Oggi al Parlamento europeo abbiamo avuto un confronto importante con la Ministra del Lavoro Calderone sui dossier più strategici della Commissione EMPL: dichiarazione elettronica, coordinamento dei sistemi di sicurezza sociale, direttiva sui tirocini, revisione del Fondo europeo di adeguamento alla globalizzazione, salute e sicurezza sul lavoro
Sono temi che toccano la vita delle persone, il futuro del nostro mercato del lavoro e il prossimo bilancio europeo, in un contesto segnato dall’avanzata dell’intelligenza artificiale.
Nel mio intervento ho riaffermato con chiarezza la posizione del Movimento 5 Stelle sul salario minimo.
L’Italia continua a ignorare la direttiva europea del 2022, oggi confermata anche dalla Corte di giustizia, affidandosi alla sola contrattazione collettiva, senza però garantire una copertura reale dell’80% né un adeguamento all’inflazione.
Lo dico con franchezza: in un mercato del lavoro frammentato, con salari che perdono valore mese dopo mese, questa non è una strategia. È un lasciar fare che non tutela chi lavora.
Abbiamo insistito anche sulla direttiva europea sui tirocini. I giovani non possono essere lasciati soli al loro primo ingresso nel mondo del lavoro.
Il governo sostiene che regolamentare i tirocini possa “spiazzare” altri contratti, ma è il contrario.
Troppi giovani oggi finiscono schiacciati in forme atipiche, sottopagate e prive di tutele proprio perché non c’è una regolazione chiara. Rinviare ancora questa riforma significa accettare una precarietà che pesa sul futuro del Paese. E non possiamo più permettercelo.
Perché nel frattempo sta accadendo qualcosa di gravissimo: l’Italia sta perdendo un’intera generazione. Nel 2024 quasi 191.000 italiani hanno lasciato il Paese, di cui 156.000 espatri ufficiali, un record assoluto.
Negli ultimi dieci anni oltre un milione di persone se n’è andato, e tra questi ci sono centinaia di migliaia di giovani e laureati.
E il dato più inquietante è che a partire sono soprattutto le regioni più ricche e produttive, quelle che dovrebbero trattenere e attrarre talenti: Lombardia, Veneto, Piemonte.
Se ne vanno perché qui, oggi, non trovano salari adeguati, stage dignitosi, opportunità vere.
Questo esodo ha un costo enorme. Meno forza lavoro, meno innovazione, meno contributi versati, un rischio concreto per la sostenibilità del sistema pensionistico e dell’intera economia. Lo diciamo con forza e senza giri di parole: se non rendiamo il lavoro dignitoso, l’Italia continuerà a perdere i suoi giovani migliori.

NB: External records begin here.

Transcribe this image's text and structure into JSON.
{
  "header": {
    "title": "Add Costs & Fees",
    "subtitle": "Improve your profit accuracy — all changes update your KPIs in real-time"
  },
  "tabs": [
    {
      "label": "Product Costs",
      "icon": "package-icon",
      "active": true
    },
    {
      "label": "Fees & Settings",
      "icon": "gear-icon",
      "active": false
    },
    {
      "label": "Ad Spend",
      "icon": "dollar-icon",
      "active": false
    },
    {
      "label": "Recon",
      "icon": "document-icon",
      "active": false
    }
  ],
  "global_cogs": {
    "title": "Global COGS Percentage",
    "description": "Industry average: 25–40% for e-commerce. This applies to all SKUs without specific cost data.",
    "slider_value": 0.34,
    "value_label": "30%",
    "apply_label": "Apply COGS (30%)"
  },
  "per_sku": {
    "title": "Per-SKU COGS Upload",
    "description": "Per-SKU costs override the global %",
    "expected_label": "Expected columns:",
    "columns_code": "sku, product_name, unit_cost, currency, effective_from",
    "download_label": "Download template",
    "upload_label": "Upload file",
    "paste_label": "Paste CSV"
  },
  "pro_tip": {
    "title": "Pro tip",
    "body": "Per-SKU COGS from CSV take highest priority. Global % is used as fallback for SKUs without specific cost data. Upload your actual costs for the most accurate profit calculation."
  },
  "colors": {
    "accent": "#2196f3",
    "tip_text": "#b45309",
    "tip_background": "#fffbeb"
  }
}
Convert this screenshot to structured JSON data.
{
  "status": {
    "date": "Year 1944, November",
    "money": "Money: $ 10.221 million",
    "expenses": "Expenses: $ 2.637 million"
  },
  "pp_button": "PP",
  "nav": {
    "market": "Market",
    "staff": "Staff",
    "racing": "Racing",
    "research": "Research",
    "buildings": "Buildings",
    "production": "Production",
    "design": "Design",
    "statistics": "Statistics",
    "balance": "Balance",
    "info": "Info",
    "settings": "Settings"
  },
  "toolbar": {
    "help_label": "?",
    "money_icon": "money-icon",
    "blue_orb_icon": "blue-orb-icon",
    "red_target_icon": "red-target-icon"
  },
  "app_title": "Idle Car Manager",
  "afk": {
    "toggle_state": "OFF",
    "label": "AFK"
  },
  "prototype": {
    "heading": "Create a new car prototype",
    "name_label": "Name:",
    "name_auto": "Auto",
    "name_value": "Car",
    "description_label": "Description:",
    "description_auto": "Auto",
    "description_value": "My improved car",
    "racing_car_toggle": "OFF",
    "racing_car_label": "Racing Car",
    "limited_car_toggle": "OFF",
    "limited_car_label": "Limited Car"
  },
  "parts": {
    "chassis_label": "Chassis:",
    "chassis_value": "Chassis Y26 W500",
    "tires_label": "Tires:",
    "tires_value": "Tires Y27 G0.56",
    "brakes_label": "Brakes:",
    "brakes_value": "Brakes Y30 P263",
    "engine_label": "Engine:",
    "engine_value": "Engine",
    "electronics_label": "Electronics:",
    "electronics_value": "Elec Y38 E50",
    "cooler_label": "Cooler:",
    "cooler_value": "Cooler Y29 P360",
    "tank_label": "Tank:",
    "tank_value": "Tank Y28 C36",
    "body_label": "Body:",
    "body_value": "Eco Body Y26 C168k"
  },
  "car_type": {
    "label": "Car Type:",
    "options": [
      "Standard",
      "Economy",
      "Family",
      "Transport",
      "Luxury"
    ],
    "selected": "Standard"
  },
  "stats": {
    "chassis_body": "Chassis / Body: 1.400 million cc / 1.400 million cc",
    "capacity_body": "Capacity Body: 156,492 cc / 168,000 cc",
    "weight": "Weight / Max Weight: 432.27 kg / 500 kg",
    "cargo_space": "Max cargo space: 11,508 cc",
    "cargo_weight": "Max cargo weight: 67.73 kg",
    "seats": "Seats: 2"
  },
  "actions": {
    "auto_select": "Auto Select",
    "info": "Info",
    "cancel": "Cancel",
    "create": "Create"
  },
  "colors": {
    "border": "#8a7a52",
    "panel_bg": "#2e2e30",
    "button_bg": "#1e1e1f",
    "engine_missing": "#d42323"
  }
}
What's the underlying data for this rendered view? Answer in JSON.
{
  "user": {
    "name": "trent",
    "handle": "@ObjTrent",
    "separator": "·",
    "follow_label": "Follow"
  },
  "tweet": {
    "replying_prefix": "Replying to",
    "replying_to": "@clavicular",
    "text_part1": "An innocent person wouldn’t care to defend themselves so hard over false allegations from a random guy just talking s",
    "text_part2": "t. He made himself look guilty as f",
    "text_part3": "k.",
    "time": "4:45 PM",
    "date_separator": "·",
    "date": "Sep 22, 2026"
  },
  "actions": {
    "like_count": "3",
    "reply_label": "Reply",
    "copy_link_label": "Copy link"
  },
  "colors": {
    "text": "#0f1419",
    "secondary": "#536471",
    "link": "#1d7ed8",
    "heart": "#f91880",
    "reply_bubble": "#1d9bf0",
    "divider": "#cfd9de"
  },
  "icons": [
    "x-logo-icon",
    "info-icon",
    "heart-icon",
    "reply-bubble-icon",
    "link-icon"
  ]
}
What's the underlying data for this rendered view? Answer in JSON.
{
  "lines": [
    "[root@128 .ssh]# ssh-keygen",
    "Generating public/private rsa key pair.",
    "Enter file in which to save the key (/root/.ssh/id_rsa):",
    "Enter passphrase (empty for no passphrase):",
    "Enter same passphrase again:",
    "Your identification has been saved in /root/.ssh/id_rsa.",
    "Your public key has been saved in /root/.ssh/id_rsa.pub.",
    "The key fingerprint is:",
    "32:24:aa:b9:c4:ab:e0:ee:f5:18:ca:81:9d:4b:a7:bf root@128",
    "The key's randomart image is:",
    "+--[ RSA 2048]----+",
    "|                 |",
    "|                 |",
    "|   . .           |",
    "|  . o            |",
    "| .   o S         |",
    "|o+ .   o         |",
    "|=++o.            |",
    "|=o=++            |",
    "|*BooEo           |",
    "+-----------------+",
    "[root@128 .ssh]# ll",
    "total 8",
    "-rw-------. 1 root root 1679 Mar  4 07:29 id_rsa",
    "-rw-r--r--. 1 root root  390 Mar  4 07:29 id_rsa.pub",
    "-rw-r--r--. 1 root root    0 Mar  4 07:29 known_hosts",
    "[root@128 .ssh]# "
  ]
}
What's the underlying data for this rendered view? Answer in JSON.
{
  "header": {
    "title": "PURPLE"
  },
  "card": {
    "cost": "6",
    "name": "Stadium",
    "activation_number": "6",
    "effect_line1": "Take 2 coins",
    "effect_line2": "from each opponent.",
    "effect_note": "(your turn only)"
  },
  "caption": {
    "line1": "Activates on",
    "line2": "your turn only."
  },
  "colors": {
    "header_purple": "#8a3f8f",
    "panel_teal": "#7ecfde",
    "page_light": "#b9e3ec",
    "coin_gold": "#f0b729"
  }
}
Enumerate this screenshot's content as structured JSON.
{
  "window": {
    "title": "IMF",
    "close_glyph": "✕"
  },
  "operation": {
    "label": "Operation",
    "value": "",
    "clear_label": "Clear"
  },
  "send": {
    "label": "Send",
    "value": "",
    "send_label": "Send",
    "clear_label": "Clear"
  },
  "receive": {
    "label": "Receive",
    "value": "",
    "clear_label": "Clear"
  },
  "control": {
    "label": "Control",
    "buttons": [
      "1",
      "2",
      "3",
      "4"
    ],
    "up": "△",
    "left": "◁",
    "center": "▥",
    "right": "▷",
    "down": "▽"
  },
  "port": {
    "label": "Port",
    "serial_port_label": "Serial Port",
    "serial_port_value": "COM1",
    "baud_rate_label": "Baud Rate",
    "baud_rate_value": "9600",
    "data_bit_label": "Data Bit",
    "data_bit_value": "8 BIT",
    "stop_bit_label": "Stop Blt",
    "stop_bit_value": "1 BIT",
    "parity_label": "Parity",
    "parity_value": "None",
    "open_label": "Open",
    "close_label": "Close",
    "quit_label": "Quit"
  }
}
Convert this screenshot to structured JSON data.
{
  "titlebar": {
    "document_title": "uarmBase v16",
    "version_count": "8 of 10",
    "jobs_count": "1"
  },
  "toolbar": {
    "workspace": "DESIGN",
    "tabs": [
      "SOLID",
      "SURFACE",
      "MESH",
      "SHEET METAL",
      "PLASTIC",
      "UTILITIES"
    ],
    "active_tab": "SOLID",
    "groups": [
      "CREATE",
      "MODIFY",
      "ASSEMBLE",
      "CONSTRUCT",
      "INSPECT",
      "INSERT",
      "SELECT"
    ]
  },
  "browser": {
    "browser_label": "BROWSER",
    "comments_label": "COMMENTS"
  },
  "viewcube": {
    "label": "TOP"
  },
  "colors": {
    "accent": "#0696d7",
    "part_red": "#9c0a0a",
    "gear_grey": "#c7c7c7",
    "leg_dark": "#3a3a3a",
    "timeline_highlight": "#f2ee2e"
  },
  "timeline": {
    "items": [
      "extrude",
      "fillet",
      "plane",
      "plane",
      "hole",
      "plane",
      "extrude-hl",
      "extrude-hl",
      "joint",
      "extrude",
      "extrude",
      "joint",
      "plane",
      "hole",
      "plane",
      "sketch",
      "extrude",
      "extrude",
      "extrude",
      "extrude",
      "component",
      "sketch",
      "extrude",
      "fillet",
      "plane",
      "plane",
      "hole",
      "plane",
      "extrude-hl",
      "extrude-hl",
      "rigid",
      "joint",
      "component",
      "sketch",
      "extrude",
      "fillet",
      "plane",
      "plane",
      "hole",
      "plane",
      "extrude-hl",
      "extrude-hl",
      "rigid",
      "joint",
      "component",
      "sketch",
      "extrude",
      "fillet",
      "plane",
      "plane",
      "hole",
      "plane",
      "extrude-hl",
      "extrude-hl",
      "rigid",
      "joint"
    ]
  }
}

Il nostro impegno rimane lo stesso. Costruire un mercato del lavoro più giusto, più sicuro e più dignitoso.
Perché un Paese forte parte sempre dalle condizioni reali delle persone che lo mandano avanti: le lavoratrici, i lavoratori, le ragazze e i ragazzi che meritano di poter restare e costruirsi un futuro qui.